Refiro-me, à atual situação laboral que retira às pessoas, tempo, direitos e segurança no trabalho. Há trabalhadores que são penalizados por darem sangue, outros não conseguem ausentarem-se e muitos, devido ao excesso de carga horária, não têm sequer disposição física e mental. As leis do trabalho e o estatuto do dador de sangue necessitam urgentemente de alterações.
Os dirigentes das Associações, também, devem ser apoiados e é imoral, que muitos esperem meses e até adiantam dinheiro pessoal, para garantirem as colheitas de sangue. Enquanto, assistimos a fugas milionárias de dinheiro do Estado para colégios privados com contratos de associação, futebol, férias de luxo e carros de luxo. Isto, enquanto se exigem sacrifícios a esses dirigentes voluntários.
A dádiva é um direito humano fundamental e um dever da sociedade; a Dádiva não remunerada, é a via para evitar sangue contaminado; ainda hoje, temos situações dramáticas por esse mundo, com pessoas pobres a venderem o seu sangue para poderem dar de comer à família entre outras situações verdadeiramente lamentáveis como as dependências.
Em Portugal reduzem-se e cancelam-se colheitas; muitos dadores já foram impedidos de doar o seu sangue por falta de pessoal, ou de meios e para agravar, o movimento associativo está a ser desprezado. Não podemos permitir que se destrua um trabalho de décadas e que se regresse ao tempo em que morriam pessoas por falta de sangue, ou que se pague a alguém para dar sangue.

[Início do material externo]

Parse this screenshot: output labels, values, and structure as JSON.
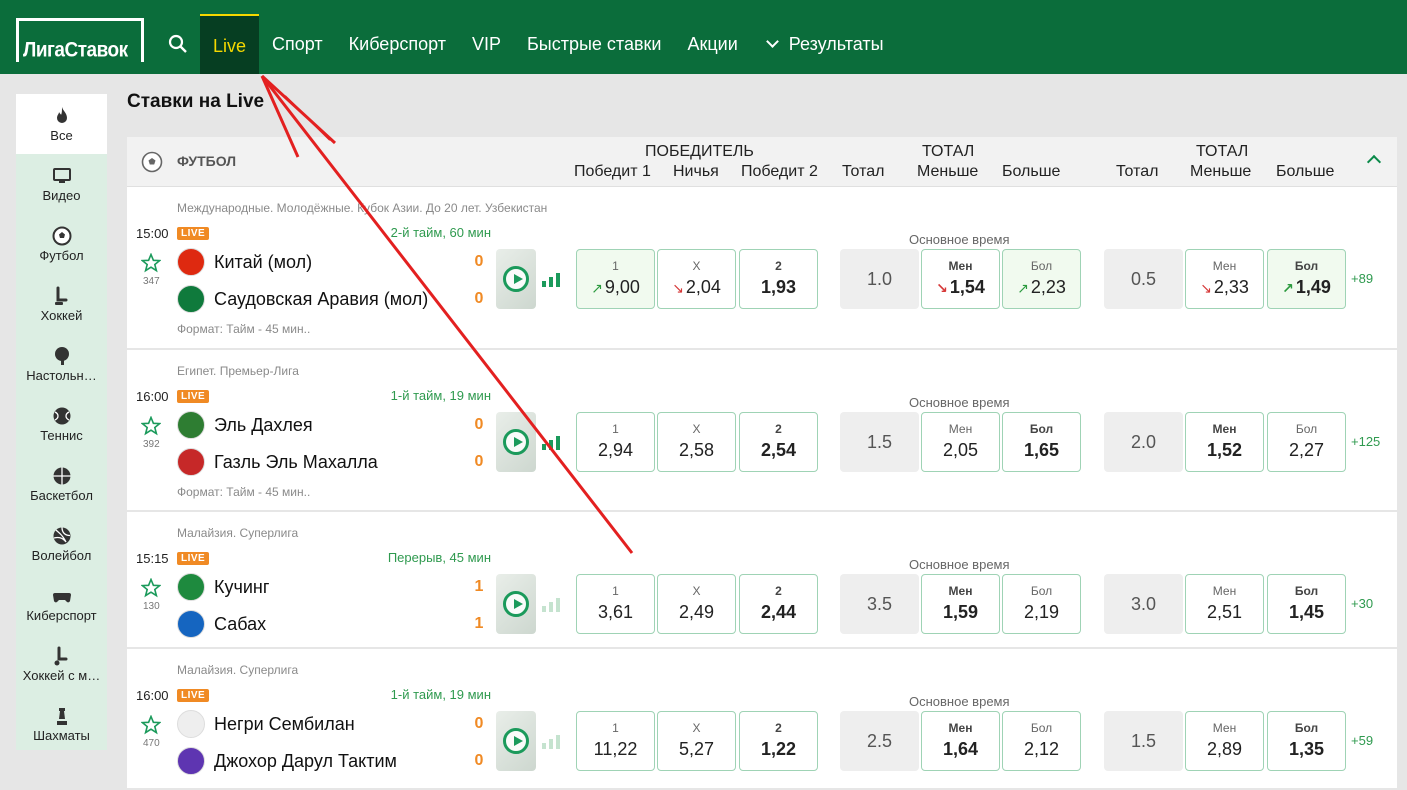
{
  "brand": {
    "logo_text": "ЛигаСтавок"
  },
  "nav": [
    {
      "label": "Live",
      "active": true
    },
    {
      "label": "Спорт"
    },
    {
      "label": "Киберспорт"
    },
    {
      "label": "VIP"
    },
    {
      "label": "Быстрые ставки"
    },
    {
      "label": "Акции"
    },
    {
      "label": "Результаты",
      "icon": "chevron-down-icon"
    }
  ],
  "sidebar": [
    {
      "label": "Все",
      "icon": "fire-icon",
      "active": true
    },
    {
      "label": "Видео",
      "icon": "monitor-icon"
    },
    {
      "label": "Футбол",
      "icon": "soccer-ball-icon"
    },
    {
      "label": "Хоккей",
      "icon": "hockey-stick-icon"
    },
    {
      "label": "Настольн…",
      "icon": "table-tennis-icon"
    },
    {
      "label": "Теннис",
      "icon": "tennis-ball-icon"
    },
    {
      "label": "Баскетбол",
      "icon": "basketball-icon"
    },
    {
      "label": "Волейбол",
      "icon": "volleyball-icon"
    },
    {
      "label": "Киберспорт",
      "icon": "gamepad-icon"
    },
    {
      "label": "Хоккей с м…",
      "icon": "bandy-icon"
    },
    {
      "label": "Шахматы",
      "icon": "chess-icon"
    }
  ],
  "page_title": "Ставки на Live",
  "header": {
    "sport": "ФУТБОЛ",
    "winner_group": "ПОБЕДИТЕЛЬ",
    "win1": "Победит 1",
    "draw": "Ничья",
    "win2": "Победит 2",
    "total": "Тотал",
    "total_group": "ТОТАЛ",
    "less": "Меньше",
    "more": "Больше"
  },
  "matches": [
    {
      "league": "Международные. Молодёжные. Кубок Азии. До 20 лет. Узбекистан",
      "time": "15:00",
      "live": "LIVE",
      "period": "2-й тайм, 60 мин",
      "favorites": "347",
      "team1": "Китай (мол)",
      "team2": "Саудовская Аравия (мол)",
      "score1": "0",
      "score2": "0",
      "format": "Формат: Тайм - 45 мин..",
      "main_time": "Основное время",
      "odds": {
        "w1": {
          "label": "1",
          "value": "9,00",
          "trend": "up",
          "bold": false
        },
        "x": {
          "label": "X",
          "value": "2,04",
          "trend": "down",
          "bold": false
        },
        "w2": {
          "label": "2",
          "value": "1,93",
          "trend": "",
          "bold": true
        },
        "t1": "1.0",
        "t1_less": {
          "label": "Мен",
          "value": "1,54",
          "trend": "down",
          "bold": true
        },
        "t1_more": {
          "label": "Бол",
          "value": "2,23",
          "trend": "up",
          "bold": false
        },
        "t2": "0.5",
        "t2_less": {
          "label": "Мен",
          "value": "2,33",
          "trend": "down",
          "bold": false
        },
        "t2_more": {
          "label": "Бол",
          "value": "1,49",
          "trend": "up",
          "bold": true
        }
      },
      "more": "+89",
      "stats_active": true
    },
    {
      "league": "Египет. Премьер-Лига",
      "time": "16:00",
      "live": "LIVE",
      "period": "1-й тайм, 19 мин",
      "favorites": "392",
      "team1": "Эль Дахлея",
      "team2": "Газль Эль Махалла",
      "score1": "0",
      "score2": "0",
      "format": "Формат: Тайм - 45 мин..",
      "main_time": "Основное время",
      "odds": {
        "w1": {
          "label": "1",
          "value": "2,94",
          "trend": "",
          "bold": false
        },
        "x": {
          "label": "X",
          "value": "2,58",
          "trend": "",
          "bold": false
        },
        "w2": {
          "label": "2",
          "value": "2,54",
          "trend": "",
          "bold": true
        },
        "t1": "1.5",
        "t1_less": {
          "label": "Мен",
          "value": "2,05",
          "trend": "",
          "bold": false
        },
        "t1_more": {
          "label": "Бол",
          "value": "1,65",
          "trend": "",
          "bold": true
        },
        "t2": "2.0",
        "t2_less": {
          "label": "Мен",
          "value": "1,52",
          "trend": "",
          "bold": true
        },
        "t2_more": {
          "label": "Бол",
          "value": "2,27",
          "trend": "",
          "bold": false
        }
      },
      "more": "+125",
      "stats_active": true
    },
    {
      "league": "Малайзия. Суперлига",
      "time": "15:15",
      "live": "LIVE",
      "period": "Перерыв, 45 мин",
      "favorites": "130",
      "team1": "Кучинг",
      "team2": "Сабах",
      "score1": "1",
      "score2": "1",
      "format": "",
      "main_time": "Основное время",
      "odds": {
        "w1": {
          "label": "1",
          "value": "3,61",
          "trend": "",
          "bold": false
        },
        "x": {
          "label": "X",
          "value": "2,49",
          "trend": "",
          "bold": false
        },
        "w2": {
          "label": "2",
          "value": "2,44",
          "trend": "",
          "bold": true
        },
        "t1": "3.5",
        "t1_less": {
          "label": "Мен",
          "value": "1,59",
          "trend": "",
          "bold": true
        },
        "t1_more": {
          "label": "Бол",
          "value": "2,19",
          "trend": "",
          "bold": false
        },
        "t2": "3.0",
        "t2_less": {
          "label": "Мен",
          "value": "2,51",
          "trend": "",
          "bold": false
        },
        "t2_more": {
          "label": "Бол",
          "value": "1,45",
          "trend": "",
          "bold": true
        }
      },
      "more": "+30",
      "stats_active": false
    },
    {
      "league": "Малайзия. Суперлига",
      "time": "16:00",
      "live": "LIVE",
      "period": "1-й тайм, 19 мин",
      "favorites": "470",
      "team1": "Негри Сембилан",
      "team2": "Джохор Дарул Тактим",
      "score1": "0",
      "score2": "0",
      "format": "",
      "main_time": "Основное время",
      "odds": {
        "w1": {
          "label": "1",
          "value": "11,22",
          "trend": "",
          "bold": false
        },
        "x": {
          "label": "X",
          "value": "5,27",
          "trend": "",
          "bold": false
        },
        "w2": {
          "label": "2",
          "value": "1,22",
          "trend": "",
          "bold": true
        },
        "t1": "2.5",
        "t1_less": {
          "label": "Мен",
          "value": "1,64",
          "trend": "",
          "bold": true
        },
        "t1_more": {
          "label": "Бол",
          "value": "2,12",
          "trend": "",
          "bold": false
        },
        "t2": "1.5",
        "t2_less": {
          "label": "Мен",
          "value": "2,89",
          "trend": "",
          "bold": false
        },
        "t2_more": {
          "label": "Бол",
          "value": "1,35",
          "trend": "",
          "bold": true
        }
      },
      "more": "+59",
      "stats_active": false
    }
  ],
  "colors": {
    "brand_green": "#0b6d3b",
    "accent_yellow": "#f5d800",
    "live_orange": "#f08a24",
    "odds_border": "#9fd3b5",
    "annotation_red": "#e32020"
  }
}
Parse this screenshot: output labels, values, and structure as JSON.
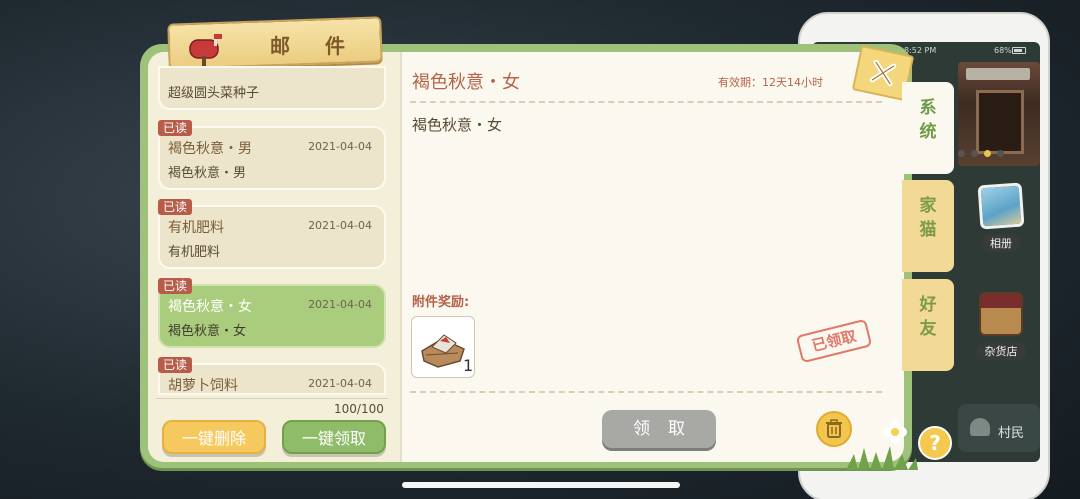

Portugal necessita entre 800 a 1000 dádivas por dia, para garantir as reservas necessárias. As plaquetas, têm uma validade de 5 a 7 dias, mas estas são consumidas de imediato, porque têm uma grande procura para tratamentos oncológicos. Os eritrócitos (glóbulos Vermelhos), com menor utilização hospitalar, têm um tempo de vida até 42 dias a uma temperatura de 5º. Quanto ao precioso plasma humano, em Portugal, tem 2 formas de processamento para o tratamento de doenças:
O Plasma fresco inativado[2], representa apenas cerca de 10% do volume total do plasma obtido através da dádiva.
O Plasma para fracionamento era até 2018, incinerado devido a interesses criminosos e obscuros. Felizmente, a partir daquela data, Portugal fraciona o seu plasma para obtenção de 3 medicamentos[3], graças ao programa nacional estratégico, historicamente exigido pelo movimento dos Dadores de Sangue.
No mundo desenvolvido, utiliza-se muito menos a dádiva total. É possível obterem-se os componentes sanguíneos pelo método de aférese, através de equipamento específico para fazer a colheita dos 3 componentes sanguíneos de forma separada. Portugal não necessita de sangrar a população, que já de si tem problemas de falta de ferro. Não faz sentido estarmos a retirar os eritrócitos, já com tão reduzida necessidade hospitalar.
A FAS Portugal[4] encontra-se em diálogo com a tutela, para que Portugal adote, também, estes métodos de colheita (aférese).  Mas há, nitidamente, uma despreocupação com um assunto tão sério. Quem está ligado a esta causa de corpo e alma, transporta a angústia de perceber que o futuro pode ser negro se não existirem políticas de mudança.
* Paulo Cardoso - Vice-presidente da FAS Portugal in Programa "Desabafos" / Rádio Portalegre - 13/05/2022
NOTAS
[1] Separata de O Médico, 1975, Dr. Eugénio Corte-Real,
[2] Por imperativo legal, o IPST tem que ter sempre disponível um stock mínimo de 150 000 unidades deste produto.